Adicionalmente, todas as pessoas entrevistadas pela polícia confirmaram a realização de cirurgias proibidas em locais inadequados (fora do ambiente hospitalar), representando um sério risco à integridade física dos consumidores.
Conforme explicado pela delegada, há vítimas de Hellen nos estados de Goiás e São Paulo, uma vez que a profissional viaja a trabalho, realizando tanto cirurgias estéticas quanto ministrando cursos.
Materiais vencidos
Nos primeiros levantamentos realizados no instituto dirigido por Hellen, localizado no Setor Oeste, as autoridades policiais descobriram uma variedade de instrumentos cirúrgicos, anestésicos e medicamentos expirados.
Na ocasião, tais materiais foram apreendidos e descartados pela Vigilância Sanitária, que, adicionalmente, emitiu uma autuação à dentista por inadequação do alvará sanitário do estabelecimento. O alvará não autorizava a execução de procedimentos invasivos.
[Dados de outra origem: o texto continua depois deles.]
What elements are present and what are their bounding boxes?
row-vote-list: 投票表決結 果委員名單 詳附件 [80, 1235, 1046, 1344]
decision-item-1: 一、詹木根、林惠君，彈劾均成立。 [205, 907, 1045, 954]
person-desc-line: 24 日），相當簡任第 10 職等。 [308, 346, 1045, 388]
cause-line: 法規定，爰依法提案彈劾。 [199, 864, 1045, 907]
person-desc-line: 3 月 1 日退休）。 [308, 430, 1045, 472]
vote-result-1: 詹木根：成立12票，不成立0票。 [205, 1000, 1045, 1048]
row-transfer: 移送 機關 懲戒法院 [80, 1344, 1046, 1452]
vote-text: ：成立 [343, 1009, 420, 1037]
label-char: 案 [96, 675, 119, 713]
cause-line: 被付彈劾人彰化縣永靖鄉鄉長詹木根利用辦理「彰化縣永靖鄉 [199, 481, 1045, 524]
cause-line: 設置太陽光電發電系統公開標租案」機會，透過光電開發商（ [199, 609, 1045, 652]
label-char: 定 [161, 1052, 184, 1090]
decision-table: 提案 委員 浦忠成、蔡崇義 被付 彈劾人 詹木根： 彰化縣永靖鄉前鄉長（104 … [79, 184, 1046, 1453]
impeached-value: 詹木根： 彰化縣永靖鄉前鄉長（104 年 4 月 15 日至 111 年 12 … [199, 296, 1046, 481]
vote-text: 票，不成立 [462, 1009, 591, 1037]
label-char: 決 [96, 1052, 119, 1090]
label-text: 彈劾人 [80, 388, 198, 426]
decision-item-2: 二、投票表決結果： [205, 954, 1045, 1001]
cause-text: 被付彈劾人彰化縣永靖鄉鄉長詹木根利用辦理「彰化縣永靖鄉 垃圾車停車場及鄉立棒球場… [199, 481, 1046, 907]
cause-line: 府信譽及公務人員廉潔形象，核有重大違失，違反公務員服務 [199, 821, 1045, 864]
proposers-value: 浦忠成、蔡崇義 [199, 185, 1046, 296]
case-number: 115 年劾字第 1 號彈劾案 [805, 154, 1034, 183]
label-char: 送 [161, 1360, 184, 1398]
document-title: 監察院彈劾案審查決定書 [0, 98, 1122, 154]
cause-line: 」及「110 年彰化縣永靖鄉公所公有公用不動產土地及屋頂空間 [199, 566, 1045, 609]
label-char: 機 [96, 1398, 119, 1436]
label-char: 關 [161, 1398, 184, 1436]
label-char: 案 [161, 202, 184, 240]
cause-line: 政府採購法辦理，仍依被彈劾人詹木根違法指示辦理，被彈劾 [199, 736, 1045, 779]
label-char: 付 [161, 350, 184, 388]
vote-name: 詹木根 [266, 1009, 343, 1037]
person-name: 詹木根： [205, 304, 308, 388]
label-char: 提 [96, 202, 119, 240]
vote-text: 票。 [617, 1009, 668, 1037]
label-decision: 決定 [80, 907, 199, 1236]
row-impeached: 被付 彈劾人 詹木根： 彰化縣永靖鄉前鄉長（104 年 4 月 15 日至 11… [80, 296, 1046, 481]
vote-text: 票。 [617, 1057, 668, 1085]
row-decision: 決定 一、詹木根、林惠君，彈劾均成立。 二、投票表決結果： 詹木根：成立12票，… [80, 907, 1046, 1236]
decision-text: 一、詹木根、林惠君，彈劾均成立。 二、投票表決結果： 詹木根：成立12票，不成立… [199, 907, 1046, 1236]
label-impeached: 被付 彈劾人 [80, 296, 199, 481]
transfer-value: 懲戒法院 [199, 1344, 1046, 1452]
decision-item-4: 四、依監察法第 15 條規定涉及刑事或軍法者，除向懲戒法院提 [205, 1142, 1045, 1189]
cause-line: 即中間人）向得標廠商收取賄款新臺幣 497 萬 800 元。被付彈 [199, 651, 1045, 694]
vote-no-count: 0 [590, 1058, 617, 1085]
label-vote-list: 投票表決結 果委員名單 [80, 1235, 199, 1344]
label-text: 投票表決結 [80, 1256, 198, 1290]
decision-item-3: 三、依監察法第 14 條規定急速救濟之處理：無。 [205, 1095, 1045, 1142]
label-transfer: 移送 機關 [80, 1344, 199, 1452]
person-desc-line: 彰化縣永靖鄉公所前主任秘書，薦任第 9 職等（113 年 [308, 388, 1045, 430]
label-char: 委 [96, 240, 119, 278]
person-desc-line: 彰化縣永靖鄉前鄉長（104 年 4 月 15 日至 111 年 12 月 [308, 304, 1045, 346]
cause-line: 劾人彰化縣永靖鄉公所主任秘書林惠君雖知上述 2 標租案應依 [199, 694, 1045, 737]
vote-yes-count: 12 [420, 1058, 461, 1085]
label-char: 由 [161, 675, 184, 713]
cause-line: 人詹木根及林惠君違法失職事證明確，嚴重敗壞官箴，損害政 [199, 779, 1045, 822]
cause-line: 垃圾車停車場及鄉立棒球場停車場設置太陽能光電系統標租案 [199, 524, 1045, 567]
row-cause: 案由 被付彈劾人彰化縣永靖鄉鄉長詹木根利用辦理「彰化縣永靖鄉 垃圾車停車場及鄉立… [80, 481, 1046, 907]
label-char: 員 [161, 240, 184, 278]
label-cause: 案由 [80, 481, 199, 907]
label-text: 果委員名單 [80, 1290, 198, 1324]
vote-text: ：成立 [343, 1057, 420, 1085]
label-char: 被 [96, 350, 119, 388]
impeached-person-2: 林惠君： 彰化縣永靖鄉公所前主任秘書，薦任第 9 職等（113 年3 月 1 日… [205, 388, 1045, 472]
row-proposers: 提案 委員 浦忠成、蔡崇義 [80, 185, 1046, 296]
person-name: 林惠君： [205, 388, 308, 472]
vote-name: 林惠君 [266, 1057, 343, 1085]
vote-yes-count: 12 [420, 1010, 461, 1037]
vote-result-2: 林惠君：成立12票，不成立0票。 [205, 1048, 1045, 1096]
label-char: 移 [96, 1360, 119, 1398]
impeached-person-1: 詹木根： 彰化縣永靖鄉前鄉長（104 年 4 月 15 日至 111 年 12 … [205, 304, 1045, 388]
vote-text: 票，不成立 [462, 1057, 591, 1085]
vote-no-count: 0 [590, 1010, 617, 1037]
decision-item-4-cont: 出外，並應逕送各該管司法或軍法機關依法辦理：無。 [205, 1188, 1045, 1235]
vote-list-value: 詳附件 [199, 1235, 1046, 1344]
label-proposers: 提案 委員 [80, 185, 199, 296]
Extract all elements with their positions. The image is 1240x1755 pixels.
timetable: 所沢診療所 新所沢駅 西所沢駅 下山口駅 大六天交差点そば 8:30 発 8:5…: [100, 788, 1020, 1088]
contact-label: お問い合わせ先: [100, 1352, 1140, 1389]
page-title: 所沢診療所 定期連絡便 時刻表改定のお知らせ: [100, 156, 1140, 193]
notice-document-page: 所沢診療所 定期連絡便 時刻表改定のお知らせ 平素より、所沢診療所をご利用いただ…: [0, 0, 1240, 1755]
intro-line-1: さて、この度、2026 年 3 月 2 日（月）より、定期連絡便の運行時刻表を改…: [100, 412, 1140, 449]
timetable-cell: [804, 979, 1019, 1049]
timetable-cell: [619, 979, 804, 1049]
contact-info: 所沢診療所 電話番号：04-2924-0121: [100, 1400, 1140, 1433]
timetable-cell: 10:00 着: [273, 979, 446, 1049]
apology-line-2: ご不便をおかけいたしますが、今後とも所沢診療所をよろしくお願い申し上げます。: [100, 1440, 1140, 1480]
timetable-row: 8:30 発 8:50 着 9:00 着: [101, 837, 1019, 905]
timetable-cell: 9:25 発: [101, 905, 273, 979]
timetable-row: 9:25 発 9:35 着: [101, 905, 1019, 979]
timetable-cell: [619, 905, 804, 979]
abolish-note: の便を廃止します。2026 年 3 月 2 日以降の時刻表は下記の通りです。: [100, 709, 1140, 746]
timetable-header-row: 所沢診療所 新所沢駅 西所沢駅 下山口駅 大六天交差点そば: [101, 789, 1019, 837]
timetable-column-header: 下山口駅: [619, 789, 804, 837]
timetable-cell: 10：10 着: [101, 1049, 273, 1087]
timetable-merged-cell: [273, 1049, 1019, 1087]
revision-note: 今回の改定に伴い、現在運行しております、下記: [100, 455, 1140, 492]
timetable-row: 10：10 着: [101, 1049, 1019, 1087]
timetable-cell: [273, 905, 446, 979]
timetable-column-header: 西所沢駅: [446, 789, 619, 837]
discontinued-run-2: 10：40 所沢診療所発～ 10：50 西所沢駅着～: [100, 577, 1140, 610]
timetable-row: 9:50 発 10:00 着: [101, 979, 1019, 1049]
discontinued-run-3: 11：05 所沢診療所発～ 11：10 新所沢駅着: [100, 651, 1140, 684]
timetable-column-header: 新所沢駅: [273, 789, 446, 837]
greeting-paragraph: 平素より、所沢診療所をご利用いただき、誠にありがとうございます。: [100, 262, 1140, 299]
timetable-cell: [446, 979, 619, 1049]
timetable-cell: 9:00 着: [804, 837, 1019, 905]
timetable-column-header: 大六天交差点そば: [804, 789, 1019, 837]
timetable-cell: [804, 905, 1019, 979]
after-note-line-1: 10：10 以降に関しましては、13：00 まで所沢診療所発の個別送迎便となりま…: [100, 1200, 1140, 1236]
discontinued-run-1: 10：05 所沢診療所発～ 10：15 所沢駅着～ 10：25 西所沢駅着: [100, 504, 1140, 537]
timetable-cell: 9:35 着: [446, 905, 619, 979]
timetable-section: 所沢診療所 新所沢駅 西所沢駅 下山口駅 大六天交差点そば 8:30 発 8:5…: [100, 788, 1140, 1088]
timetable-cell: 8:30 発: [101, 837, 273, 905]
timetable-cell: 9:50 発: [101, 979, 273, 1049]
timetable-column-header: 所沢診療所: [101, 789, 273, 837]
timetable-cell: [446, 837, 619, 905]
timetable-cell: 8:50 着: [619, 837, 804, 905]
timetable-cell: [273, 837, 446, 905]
Nesta terça (28), a clínica foi novamente vistoriada pelos policiais e novos produtos vencidos foram apreendidos. “Já na primeira fase havia sido recolhido material vencido na clínica e agora novamente. (…) São produtos controlados, que não poderiam estar na clínica”, reforçou a delegada.
Dentista é suspeita de deformar pacientes ao realizar cirurgias estéticas, em Goiânia, Goiás — Foto: Divulgação/Polícia Civil
Indenização
Em abril de 2023, Hellen e uma clínica estética foram sentenciadas a compensar financeiramente a quantia de R$ 10 mil a uma paciente, como forma de reparação por danos morais, em decorrência da deformação do nariz que ela sofreu após submeter-se a uma rinomodelação realizada pela referida profissional.
A decisão judicial menciona que um parecer pericial concluiu que ocorreu uma falha técnica na administração do ácido hialurônico durante o procedimento, resultando em necrose nasal isquêmica.
“No laudo pericial há a conclusão de que a existência de intercorrência do tipo necrose nasal isquêmica decorre da ação profissional, (…) evidenciada a falha técnica na aplicação do ácido hialurônico, logo, não tendo a parte requerida colacionado provas suficientes para contrapor essa conclusão, não há como afastar sua culpa”, considerou o juiz Danilo Luiz Meireles dos Santos.
Conforme informações do Tribunal de Justiça de Goiás, tanto Hellen quanto a clínica condenada apresentaram um recurso buscando contestar a decisão, contudo, este foi rejeitado. Atualmente, o processo continua em andamento, aguardando a execução da sentença.